„Ich hätte früher abgeschworen“

■ Interview mit Mario Adorf

Mit Mario Adorf, dem Hauptdarsteller in der Folge „Galileo Galilei“ der WDR-Reihe „Prozesse der Weltgeschichte“, sprachen wir über seine Erfahrungen mit der Rolle, ihrer Aktualität und möglichen Schlußfolgerungen.

taz: Herr Adorf, was ist für Sie die Schlußfolgerung des Falles Galileo Galilei für die heutige Zeit?

Mario Adorf: Erst einmal stehe ich wirklich auch hinter diesem Wunsch nach Rehabilitierung, wie ihn der Film zum Ausdruck bringt. Ich finde es unverständlich, daß es die noch nicht gibt. Die geschichtliche Wahrheit ist so klar so zutage liegend -, daß da der Vatikan sich ziert, einen Irrtum zuzugeben, ist mir unverständlich. Obwohl man es wiederum erklären kann, indem man sagt, daß sie sich das nicht leisten können. Oder weil sie die Notwendigkeit dazu gar nicht sehen. Das hat Herr Ratzinger sehr deutlich gemacht, der ja sagt, wir können keinen Prozeß machen über etwas, das sowieso überholt ist. Dann geben wir uns sozusagen nachträglich noch mal Unrecht. Und wenn die Kirche einmal ein Unrecht begangen hat, na gut, dann soll es so auch sein, aber auch bleiben und nicht noch einmal aufgerollt werden - das wäre masochistisch aus Sicht der Kirche. Das kann ich verstehen, aber ich persönlich empfinde anders.

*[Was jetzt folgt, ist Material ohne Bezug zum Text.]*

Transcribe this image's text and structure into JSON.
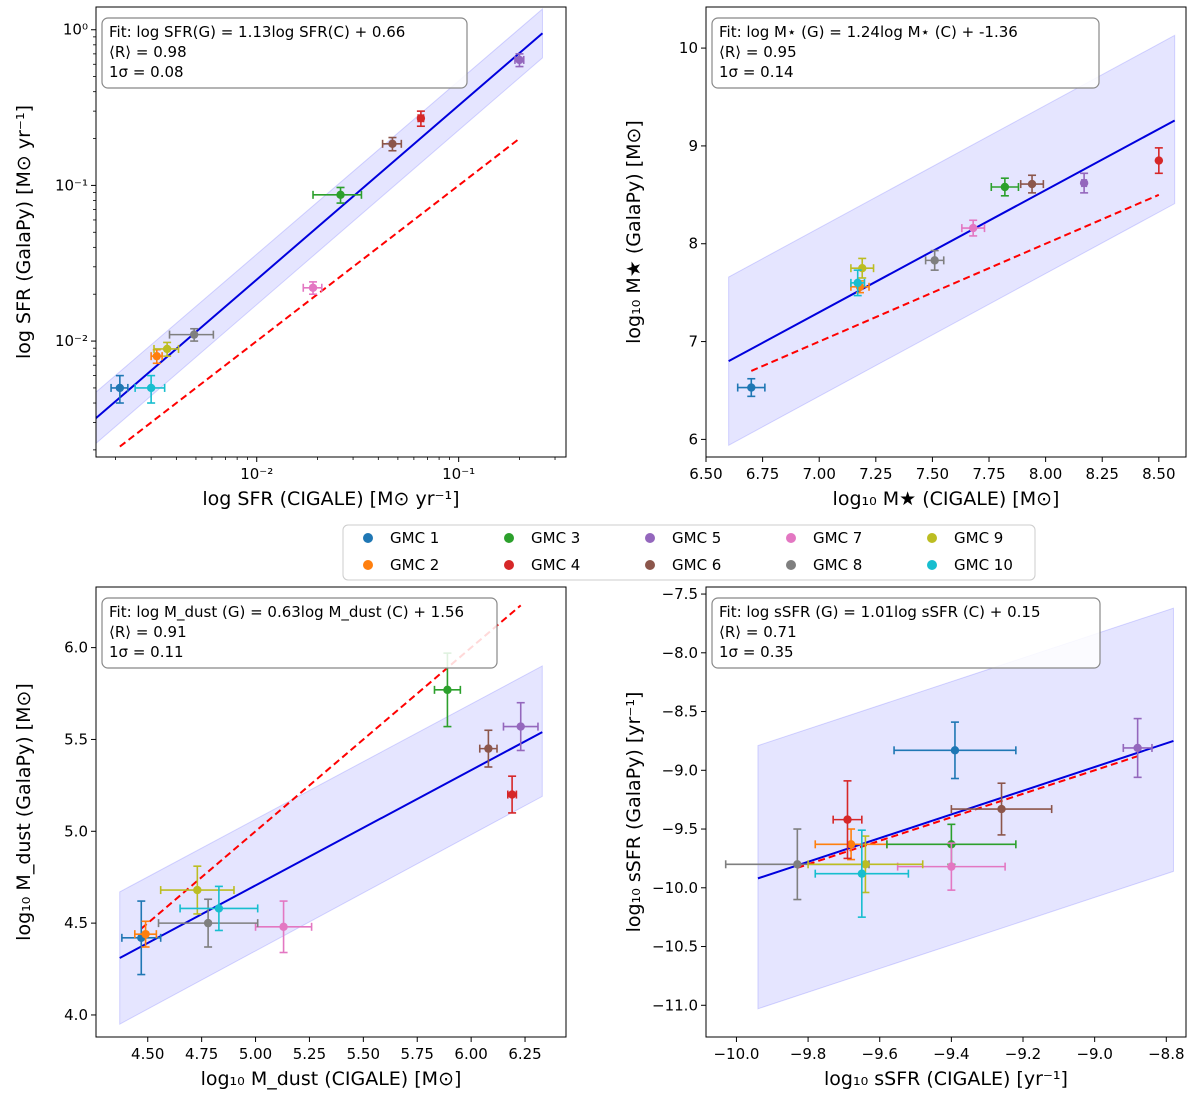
{
  "legend": {
    "placement": "center, between panel rows",
    "entries": [
      {
        "label": "GMC 1",
        "color": "#1f77b4"
      },
      {
        "label": "GMC 2",
        "color": "#ff7f0e"
      },
      {
        "label": "GMC 3",
        "color": "#2ca02c"
      },
      {
        "label": "GMC 4",
        "color": "#d62728"
      },
      {
        "label": "GMC 5",
        "color": "#9467bd"
      },
      {
        "label": "GMC 6",
        "color": "#8c564b"
      },
      {
        "label": "GMC 7",
        "color": "#e377c2"
      },
      {
        "label": "GMC 8",
        "color": "#7f7f7f"
      },
      {
        "label": "GMC 9",
        "color": "#bcbd22"
      },
      {
        "label": "GMC 10",
        "color": "#17becf"
      }
    ]
  },
  "styles": {
    "fit_color": "#0000dd",
    "band_color": "#0000ff",
    "one_to_one_color": "#ff0000"
  },
  "chart_data": [
    {
      "id": "sfr",
      "type": "scatter",
      "xscale": "log",
      "yscale": "log",
      "xlim": [
        0.0016,
        0.34
      ],
      "ylim": [
        0.0018,
        1.4
      ],
      "xlabel": "log SFR (CIGALE) [M⊙ yr⁻¹]",
      "ylabel": "log SFR (GalaPy) [M⊙ yr⁻¹]",
      "xticks": [
        {
          "v": 0.01,
          "label": "10⁻²"
        },
        {
          "v": 0.1,
          "label": "10⁻¹"
        }
      ],
      "yticks": [
        {
          "v": 0.01,
          "label": "10⁻²"
        },
        {
          "v": 0.1,
          "label": "10⁻¹"
        },
        {
          "v": 1,
          "label": "10⁰"
        }
      ],
      "fit_box": {
        "line1": "Fit: log  SFR(G) = 1.13log  SFR(C) + 0.66",
        "line2": "⟨R⟩ = 0.98",
        "line3": "1σ = 0.08"
      },
      "fit_line": {
        "x": [
          0.0016,
          0.26
        ],
        "y": [
          0.0032,
          0.95
        ]
      },
      "band": {
        "x": [
          0.0016,
          0.26
        ],
        "lower": [
          0.0022,
          0.66
        ],
        "upper": [
          0.0047,
          1.36
        ]
      },
      "one_to_one": {
        "x": [
          0.0021,
          0.2
        ],
        "y": [
          0.0021,
          0.2
        ]
      },
      "points": [
        {
          "gmc": 1,
          "x": 0.0021,
          "y": 0.005,
          "xerr": 0.0002,
          "yerr": 0.001
        },
        {
          "gmc": 2,
          "x": 0.0032,
          "y": 0.008,
          "xerr": 0.0002,
          "yerr": 0.0008
        },
        {
          "gmc": 3,
          "x": 0.026,
          "y": 0.087,
          "xerr": 0.007,
          "yerr": 0.01
        },
        {
          "gmc": 4,
          "x": 0.065,
          "y": 0.27,
          "xerr": 0.002,
          "yerr": 0.03
        },
        {
          "gmc": 5,
          "x": 0.2,
          "y": 0.64,
          "xerr": 0.01,
          "yerr": 0.06
        },
        {
          "gmc": 6,
          "x": 0.047,
          "y": 0.185,
          "xerr": 0.005,
          "yerr": 0.018
        },
        {
          "gmc": 7,
          "x": 0.019,
          "y": 0.022,
          "xerr": 0.002,
          "yerr": 0.002
        },
        {
          "gmc": 8,
          "x": 0.0049,
          "y": 0.011,
          "xerr": 0.0012,
          "yerr": 0.001
        },
        {
          "gmc": 9,
          "x": 0.0036,
          "y": 0.0089,
          "xerr": 0.0005,
          "yerr": 0.0009
        },
        {
          "gmc": 10,
          "x": 0.003,
          "y": 0.005,
          "xerr": 0.0005,
          "yerr": 0.001
        }
      ]
    },
    {
      "id": "mstar",
      "type": "scatter",
      "xscale": "linear",
      "yscale": "linear",
      "xlim": [
        6.5,
        8.62
      ],
      "ylim": [
        5.82,
        10.42
      ],
      "xlabel": "log₁₀ M★ (CIGALE) [M⊙]",
      "ylabel": "log₁₀ M★ (GalaPy) [M⊙]",
      "xticks": [
        {
          "v": 6.5,
          "label": "6.50"
        },
        {
          "v": 6.75,
          "label": "6.75"
        },
        {
          "v": 7.0,
          "label": "7.00"
        },
        {
          "v": 7.25,
          "label": "7.25"
        },
        {
          "v": 7.5,
          "label": "7.50"
        },
        {
          "v": 7.75,
          "label": "7.75"
        },
        {
          "v": 8.0,
          "label": "8.00"
        },
        {
          "v": 8.25,
          "label": "8.25"
        },
        {
          "v": 8.5,
          "label": "8.50"
        }
      ],
      "yticks": [
        {
          "v": 6,
          "label": "6"
        },
        {
          "v": 7,
          "label": "7"
        },
        {
          "v": 8,
          "label": "8"
        },
        {
          "v": 9,
          "label": "9"
        },
        {
          "v": 10,
          "label": "10"
        }
      ],
      "fit_box": {
        "line1": "Fit: log  M⋆ (G) = 1.24log  M⋆ (C) + -1.36",
        "line2": "⟨R⟩ = 0.95",
        "line3": "1σ = 0.14"
      },
      "fit_line": {
        "x": [
          6.6,
          8.57
        ],
        "y": [
          6.8,
          9.26
        ]
      },
      "band": {
        "x": [
          6.6,
          8.57
        ],
        "lower": [
          5.94,
          8.41
        ],
        "upper": [
          7.66,
          10.13
        ]
      },
      "one_to_one": {
        "x": [
          6.7,
          8.5
        ],
        "y": [
          6.7,
          8.5
        ]
      },
      "points": [
        {
          "gmc": 1,
          "x": 6.7,
          "y": 6.53,
          "xerr": 0.06,
          "yerr": 0.09
        },
        {
          "gmc": 2,
          "x": 7.18,
          "y": 7.56,
          "xerr": 0.04,
          "yerr": 0.06
        },
        {
          "gmc": 3,
          "x": 7.82,
          "y": 8.58,
          "xerr": 0.06,
          "yerr": 0.09
        },
        {
          "gmc": 4,
          "x": 8.5,
          "y": 8.85,
          "xerr": 0.0,
          "yerr": 0.13
        },
        {
          "gmc": 5,
          "x": 8.17,
          "y": 8.62,
          "xerr": 0.01,
          "yerr": 0.1
        },
        {
          "gmc": 6,
          "x": 7.94,
          "y": 8.61,
          "xerr": 0.05,
          "yerr": 0.09
        },
        {
          "gmc": 7,
          "x": 7.68,
          "y": 8.16,
          "xerr": 0.05,
          "yerr": 0.08
        },
        {
          "gmc": 8,
          "x": 7.51,
          "y": 7.83,
          "xerr": 0.04,
          "yerr": 0.1
        },
        {
          "gmc": 9,
          "x": 7.19,
          "y": 7.75,
          "xerr": 0.05,
          "yerr": 0.1
        },
        {
          "gmc": 10,
          "x": 7.17,
          "y": 7.6,
          "xerr": 0.03,
          "yerr": 0.13
        }
      ]
    },
    {
      "id": "mdust",
      "type": "scatter",
      "xscale": "linear",
      "yscale": "linear",
      "xlim": [
        4.26,
        6.44
      ],
      "ylim": [
        3.88,
        6.33
      ],
      "xlabel": "log₁₀ M_dust (CIGALE) [M⊙]",
      "ylabel": "log₁₀ M_dust (GalaPy) [M⊙]",
      "xticks": [
        {
          "v": 4.5,
          "label": "4.50"
        },
        {
          "v": 4.75,
          "label": "4.75"
        },
        {
          "v": 5.0,
          "label": "5.00"
        },
        {
          "v": 5.25,
          "label": "5.25"
        },
        {
          "v": 5.5,
          "label": "5.50"
        },
        {
          "v": 5.75,
          "label": "5.75"
        },
        {
          "v": 6.0,
          "label": "6.00"
        },
        {
          "v": 6.25,
          "label": "6.25"
        }
      ],
      "yticks": [
        {
          "v": 4.0,
          "label": "4.0"
        },
        {
          "v": 4.5,
          "label": "4.5"
        },
        {
          "v": 5.0,
          "label": "5.0"
        },
        {
          "v": 5.5,
          "label": "5.5"
        },
        {
          "v": 6.0,
          "label": "6.0"
        }
      ],
      "fit_box": {
        "line1": "Fit: log  M_dust (G) = 0.63log  M_dust (C) + 1.56",
        "line2": "⟨R⟩ = 0.91",
        "line3": "1σ = 0.11"
      },
      "fit_line": {
        "x": [
          4.37,
          6.33
        ],
        "y": [
          4.31,
          5.54
        ]
      },
      "band": {
        "x": [
          4.37,
          6.33
        ],
        "lower": [
          3.95,
          5.19
        ],
        "upper": [
          4.67,
          5.9
        ]
      },
      "one_to_one": {
        "x": [
          4.47,
          6.23
        ],
        "y": [
          4.47,
          6.23
        ]
      },
      "points": [
        {
          "gmc": 1,
          "x": 4.47,
          "y": 4.42,
          "xerr": 0.09,
          "yerr": 0.2
        },
        {
          "gmc": 2,
          "x": 4.49,
          "y": 4.44,
          "xerr": 0.05,
          "yerr": 0.07
        },
        {
          "gmc": 3,
          "x": 5.89,
          "y": 5.77,
          "xerr": 0.06,
          "yerr": 0.2
        },
        {
          "gmc": 4,
          "x": 6.19,
          "y": 5.2,
          "xerr": 0.02,
          "yerr": 0.1
        },
        {
          "gmc": 5,
          "x": 6.23,
          "y": 5.57,
          "xerr": 0.08,
          "yerr": 0.13
        },
        {
          "gmc": 6,
          "x": 6.08,
          "y": 5.45,
          "xerr": 0.04,
          "yerr": 0.1
        },
        {
          "gmc": 7,
          "x": 5.13,
          "y": 4.48,
          "xerr": 0.13,
          "yerr": 0.14
        },
        {
          "gmc": 8,
          "x": 4.78,
          "y": 4.5,
          "xerr": 0.23,
          "yerr": 0.13
        },
        {
          "gmc": 9,
          "x": 4.73,
          "y": 4.68,
          "xerr": 0.17,
          "yerr": 0.13
        },
        {
          "gmc": 10,
          "x": 4.83,
          "y": 4.58,
          "xerr": 0.18,
          "yerr": 0.12
        }
      ]
    },
    {
      "id": "ssfr",
      "type": "scatter",
      "xscale": "linear",
      "yscale": "linear",
      "xlim": [
        -10.085,
        -8.745
      ],
      "ylim": [
        -11.27,
        -7.44
      ],
      "xlabel": "log₁₀ sSFR (CIGALE) [yr⁻¹]",
      "ylabel": "log₁₀ sSFR (GalaPy) [yr⁻¹]",
      "xticks": [
        {
          "v": -10.0,
          "label": "−10.0"
        },
        {
          "v": -9.8,
          "label": "−9.8"
        },
        {
          "v": -9.6,
          "label": "−9.6"
        },
        {
          "v": -9.4,
          "label": "−9.4"
        },
        {
          "v": -9.2,
          "label": "−9.2"
        },
        {
          "v": -9.0,
          "label": "−9.0"
        },
        {
          "v": -8.8,
          "label": "−8.8"
        }
      ],
      "yticks": [
        {
          "v": -11.0,
          "label": "−11.0"
        },
        {
          "v": -10.5,
          "label": "−10.5"
        },
        {
          "v": -10.0,
          "label": "−10.0"
        },
        {
          "v": -9.5,
          "label": "−9.5"
        },
        {
          "v": -9.0,
          "label": "−9.0"
        },
        {
          "v": -8.5,
          "label": "−8.5"
        },
        {
          "v": -8.0,
          "label": "−8.0"
        },
        {
          "v": -7.5,
          "label": "−7.5"
        }
      ],
      "fit_box": {
        "line1": "Fit: log  sSFR (G) = 1.01log  sSFR (C) + 0.15",
        "line2": "⟨R⟩ = 0.71",
        "line3": "1σ = 0.35"
      },
      "fit_line": {
        "x": [
          -9.94,
          -8.78
        ],
        "y": [
          -9.92,
          -8.75
        ]
      },
      "band": {
        "x": [
          -9.94,
          -8.78
        ],
        "lower": [
          -11.03,
          -9.86
        ],
        "upper": [
          -8.79,
          -7.62
        ]
      },
      "one_to_one": {
        "x": [
          -9.83,
          -8.88
        ],
        "y": [
          -9.83,
          -8.88
        ]
      },
      "points": [
        {
          "gmc": 1,
          "x": -9.39,
          "y": -8.83,
          "xerr": 0.17,
          "yerr": 0.24
        },
        {
          "gmc": 2,
          "x": -9.68,
          "y": -9.63,
          "xerr": 0.1,
          "yerr": 0.13
        },
        {
          "gmc": 3,
          "x": -9.4,
          "y": -9.63,
          "xerr": 0.18,
          "yerr": 0.17
        },
        {
          "gmc": 4,
          "x": -9.69,
          "y": -9.42,
          "xerr": 0.04,
          "yerr": 0.33
        },
        {
          "gmc": 5,
          "x": -8.88,
          "y": -8.81,
          "xerr": 0.04,
          "yerr": 0.25
        },
        {
          "gmc": 6,
          "x": -9.26,
          "y": -9.33,
          "xerr": 0.14,
          "yerr": 0.22
        },
        {
          "gmc": 7,
          "x": -9.4,
          "y": -9.82,
          "xerr": 0.15,
          "yerr": 0.2
        },
        {
          "gmc": 8,
          "x": -9.83,
          "y": -9.8,
          "xerr": 0.2,
          "yerr": 0.3
        },
        {
          "gmc": 9,
          "x": -9.64,
          "y": -9.8,
          "xerr": 0.16,
          "yerr": 0.24
        },
        {
          "gmc": 10,
          "x": -9.65,
          "y": -9.88,
          "xerr": 0.13,
          "yerr": 0.37
        }
      ]
    }
  ]
}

Gibt es etwas, das Sie besonders gereizt hat an der Figur des Galilei?

Was mich sehr interessiert hat, war der Moment des Abschwörens. Wie würde man sich selbst verhalten? Wie würde man sich gegenüber Folter benehmen? Würde man in die Knie gehen, wäre man ein Held? Ich hätte wahrscheinlich schon ein bißchen früher abgeschworen, als Galilei es getan hat. Und es hat sich herausgestellt, daß es nicht eine entscheidende Schwäche war, sondern im Gegenteil eine außerordentlich intelligente, schlaue Entscheidung. Denn er hat dann genau das alles getan, was er nicht hätte tun dürfen. Er hat sogar im Ausland, in Holland, sein zweites Hauptwerk veröffentlicht. Man hätte ihn ohne weiteres dafür verdammen und auf den Scheiterhaufen schicken können. Das Risiko war da. Das ist für mich wichtig: daß Galilei gar nicht der klassische Feigling ist, derjenige, der abgeschworen hat, der nicht gestorben ist. Denn ein toter Galilei hätte der Wissenschaft überhaupt nichts genützt. Der mußte weiterschreiben, sein Werk vollenden. Das finde ich das Bewunderungswürdige und das Schöne an der Figur. Vor allem, weil es verbunden ist mit einem Menschen, der auch ein Lust -Mensch war, der das Leben liebte und trotzdem seine ungeheure Arbeit weitergetan hat.

Sie haben in diesem Film zwei Rollen gespielt. Hat das besondere Anforderungen gestellt?

Eigentlich nicht. Es war zwar die Frage, wie weit man sich in diesen beiden Rollen voneinander entfernen darf. Es sollte ja nicht eine Doppelrolle im normalen Sinne sein daß jemand sagt, jetzt spiel‘ ich den auch noch. Sondern da projiziert sich jemand in die Rolle des Galilei hinein . Dieser Filmemacher, den ich auch spiele, ist ja jemand, der einen Film über Galileo machen will. Und während er recherchiert, zum Beispiel die Prozeßszenen, setzt er sich selber ein, weil er sich eben den Galileo so vorstellt.